The objective of the present study was to examine the effects of intermittent hypoxia (IH) and sustained hypoxia (SH) on hypoxia-evoked catecholamine (CA) secretion from chromaffin cells in neonatal rats and assess the underlying mechanism(s). Experiments were performed on rat pups exposed to either IH (15-s hypoxia/5-min normoxia; 8 h/day) or SH (hypobaric hypoxia, 0.4 atm) or normoxia (controls) from P0 to P5. IH treatment facilitated hypoxia-evoked CA secretion and elevations in the intracellular calcium ion concentration ([Ca²⁺]_i) and these responses were attenuated, but not abolished, by treatments designed to eliminate Ca²⁺ flux into cells (Ca²⁺-free medium or Cd²⁺), indicating that intracellular Ca²⁺ stores were augmented by IH. Norepinephrine (NE) and epinephrine (E) levels of adrenal medullae were elevated in IH-treated pups. IH treatment increased reactive oxygen species (ROS) production in adrenal medullae and antioxidant treatment prevented IH-induced facilitation of CA secretion, elevations in [Ca²⁺]_i by hypoxia, and the up-regulation of NE and E. The effects of neonatal IH treatment on hypoxia-induced CA secretion and elevation in [Ca²⁺]_i, CA, and ROS levels persisted in rats reared under normoxia for >30 days.

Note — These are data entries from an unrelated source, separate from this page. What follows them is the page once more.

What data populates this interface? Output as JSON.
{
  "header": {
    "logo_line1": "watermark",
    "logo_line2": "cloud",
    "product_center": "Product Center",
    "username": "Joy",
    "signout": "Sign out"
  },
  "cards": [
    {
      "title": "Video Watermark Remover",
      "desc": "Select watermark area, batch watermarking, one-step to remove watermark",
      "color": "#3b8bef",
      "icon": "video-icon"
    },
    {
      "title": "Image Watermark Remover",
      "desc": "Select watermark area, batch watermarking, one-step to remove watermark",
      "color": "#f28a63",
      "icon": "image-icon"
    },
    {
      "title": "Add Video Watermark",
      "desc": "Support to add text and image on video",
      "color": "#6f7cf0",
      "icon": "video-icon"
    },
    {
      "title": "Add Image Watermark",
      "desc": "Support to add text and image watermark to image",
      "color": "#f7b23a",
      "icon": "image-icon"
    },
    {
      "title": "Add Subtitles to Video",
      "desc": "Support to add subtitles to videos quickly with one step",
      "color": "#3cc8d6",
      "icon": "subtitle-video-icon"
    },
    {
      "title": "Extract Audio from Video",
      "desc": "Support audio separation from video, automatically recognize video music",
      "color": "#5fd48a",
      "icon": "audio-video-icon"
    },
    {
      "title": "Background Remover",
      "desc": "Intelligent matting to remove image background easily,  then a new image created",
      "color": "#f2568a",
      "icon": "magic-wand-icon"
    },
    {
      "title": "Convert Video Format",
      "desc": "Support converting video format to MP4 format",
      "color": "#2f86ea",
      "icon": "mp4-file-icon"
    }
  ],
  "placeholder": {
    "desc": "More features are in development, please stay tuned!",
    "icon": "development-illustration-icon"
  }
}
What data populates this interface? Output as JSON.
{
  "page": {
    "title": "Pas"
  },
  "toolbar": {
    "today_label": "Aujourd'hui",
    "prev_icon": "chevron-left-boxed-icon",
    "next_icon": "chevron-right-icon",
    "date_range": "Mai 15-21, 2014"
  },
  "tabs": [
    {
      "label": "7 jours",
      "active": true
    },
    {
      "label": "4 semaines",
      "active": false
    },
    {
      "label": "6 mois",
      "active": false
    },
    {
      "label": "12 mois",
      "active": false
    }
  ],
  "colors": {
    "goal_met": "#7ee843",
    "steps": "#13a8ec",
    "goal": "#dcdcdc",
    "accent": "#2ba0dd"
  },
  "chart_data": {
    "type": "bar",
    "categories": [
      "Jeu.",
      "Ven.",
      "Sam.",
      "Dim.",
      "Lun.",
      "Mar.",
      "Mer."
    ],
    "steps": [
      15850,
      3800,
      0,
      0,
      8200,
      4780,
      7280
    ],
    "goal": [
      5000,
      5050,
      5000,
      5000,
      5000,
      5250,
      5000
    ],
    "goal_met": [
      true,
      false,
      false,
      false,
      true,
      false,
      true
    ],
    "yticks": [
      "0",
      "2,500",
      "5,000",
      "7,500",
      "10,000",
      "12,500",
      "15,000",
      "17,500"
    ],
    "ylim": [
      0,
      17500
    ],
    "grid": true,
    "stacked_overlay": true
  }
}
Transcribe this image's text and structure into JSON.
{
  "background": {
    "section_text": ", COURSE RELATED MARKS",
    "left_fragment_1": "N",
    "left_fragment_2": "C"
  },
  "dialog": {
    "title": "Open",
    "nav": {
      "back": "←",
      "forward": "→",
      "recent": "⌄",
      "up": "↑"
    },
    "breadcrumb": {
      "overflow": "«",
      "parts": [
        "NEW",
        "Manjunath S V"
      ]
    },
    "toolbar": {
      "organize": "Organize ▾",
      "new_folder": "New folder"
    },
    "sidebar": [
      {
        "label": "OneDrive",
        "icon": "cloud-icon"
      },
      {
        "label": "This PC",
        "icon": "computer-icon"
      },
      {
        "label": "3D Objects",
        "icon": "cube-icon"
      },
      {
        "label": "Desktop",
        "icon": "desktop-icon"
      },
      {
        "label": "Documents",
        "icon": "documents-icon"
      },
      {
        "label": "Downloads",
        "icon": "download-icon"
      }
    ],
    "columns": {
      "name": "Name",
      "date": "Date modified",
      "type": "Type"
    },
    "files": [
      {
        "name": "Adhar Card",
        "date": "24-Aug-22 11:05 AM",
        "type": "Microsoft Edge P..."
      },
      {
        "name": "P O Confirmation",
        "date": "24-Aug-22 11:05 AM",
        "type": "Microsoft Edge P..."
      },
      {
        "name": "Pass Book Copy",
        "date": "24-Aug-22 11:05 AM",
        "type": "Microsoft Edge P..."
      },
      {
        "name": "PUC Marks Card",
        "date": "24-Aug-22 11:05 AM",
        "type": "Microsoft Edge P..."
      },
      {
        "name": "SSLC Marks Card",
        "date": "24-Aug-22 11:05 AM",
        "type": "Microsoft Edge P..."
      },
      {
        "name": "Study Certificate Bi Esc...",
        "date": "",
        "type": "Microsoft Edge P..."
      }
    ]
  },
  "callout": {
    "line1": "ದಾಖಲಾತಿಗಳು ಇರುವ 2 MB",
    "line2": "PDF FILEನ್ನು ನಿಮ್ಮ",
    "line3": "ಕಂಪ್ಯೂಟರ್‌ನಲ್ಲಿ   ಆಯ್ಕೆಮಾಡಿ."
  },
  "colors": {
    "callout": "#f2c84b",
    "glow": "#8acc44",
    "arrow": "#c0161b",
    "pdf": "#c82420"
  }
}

In striking contrast, chromaffin cells from SH-treated animals exhibited attenuated hypoxia-evoked CA secretion. In SH-treated cells hypoxia-evoked elevations in [Ca²⁺]_i, NE and E contents, and ROS levels were comparable with controls. These observations demonstrate that: 1) neonatal IH and SH evoke opposite effects on hypoxia-evoked CA secretion from chromaffin cells, 2) ROS signaling mediates the faciltatory effects of IH, and 3) the effects of neonatal IH on chromaffin cells persist into adult life.